Tell us about your zine, Baphometal. How long have you been the editor? Are you working on a new issue – and if yes, which bands will it feature? It is one of my favourite zines out there, because you mix traditional and extreme metal. I also love your questions, they always seem to yield killer and refreshing answers!
“Thank Annick, I’m sure, from the first to last issue, the zine has become better and better. I would love to do a new issue this year, but I will see is time is on my side. I started it in 2003-2004 and the last issue is from 2011 if I’m correct. It is quite out-dated but this is not a fucking compromise, it is metal from fans to fans.”
You have been extremely active in the underground for a long time, and have many bands, your main projects being the two-piece black metal band Infernal Curse and most recently, the female fronted heavy metal band Xenotaph, with whom you’ve recently released an excellent first full-length.
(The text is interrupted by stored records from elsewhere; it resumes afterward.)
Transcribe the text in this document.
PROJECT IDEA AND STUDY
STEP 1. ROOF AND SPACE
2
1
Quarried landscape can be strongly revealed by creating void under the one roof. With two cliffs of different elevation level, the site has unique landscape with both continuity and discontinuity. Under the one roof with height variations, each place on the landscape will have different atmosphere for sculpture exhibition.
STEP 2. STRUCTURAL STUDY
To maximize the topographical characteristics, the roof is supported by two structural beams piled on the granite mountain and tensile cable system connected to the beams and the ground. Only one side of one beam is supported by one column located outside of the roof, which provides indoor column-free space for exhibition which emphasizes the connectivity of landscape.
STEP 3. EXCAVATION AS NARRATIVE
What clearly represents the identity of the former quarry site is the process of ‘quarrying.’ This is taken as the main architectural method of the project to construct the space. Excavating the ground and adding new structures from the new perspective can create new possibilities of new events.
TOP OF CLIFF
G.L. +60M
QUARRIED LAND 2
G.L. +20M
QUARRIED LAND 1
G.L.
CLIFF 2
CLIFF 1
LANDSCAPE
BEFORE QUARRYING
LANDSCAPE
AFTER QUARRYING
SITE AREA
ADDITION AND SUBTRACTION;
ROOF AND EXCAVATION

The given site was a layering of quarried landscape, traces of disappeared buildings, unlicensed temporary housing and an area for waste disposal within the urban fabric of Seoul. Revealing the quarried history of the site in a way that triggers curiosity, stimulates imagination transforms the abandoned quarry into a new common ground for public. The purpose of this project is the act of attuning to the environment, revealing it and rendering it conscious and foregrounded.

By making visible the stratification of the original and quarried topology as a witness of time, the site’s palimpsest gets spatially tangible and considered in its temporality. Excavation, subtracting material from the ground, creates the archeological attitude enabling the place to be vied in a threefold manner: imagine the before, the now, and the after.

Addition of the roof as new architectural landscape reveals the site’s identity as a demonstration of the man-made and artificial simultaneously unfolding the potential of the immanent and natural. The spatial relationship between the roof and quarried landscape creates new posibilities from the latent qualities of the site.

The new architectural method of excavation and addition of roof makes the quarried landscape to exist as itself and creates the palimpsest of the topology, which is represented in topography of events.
Can you tell us about these bands and other projects you are involved with? Are you planning any more tours or new albums in the upcoming year?
“Infernal Curse is a three-piece now and we did a tour last year in Latin America with our new line-up, which was totally killer. Yes, we plan a second album and a big tour. Lets see what happens. My other projects like Xenotaph, Nocturnal Evil are always active; it is just a matter of time and state of mind. Thanks for this magnificent interview! Come back soon with Cauchemar and let’s do a show with Xenotaph before the universe explode!”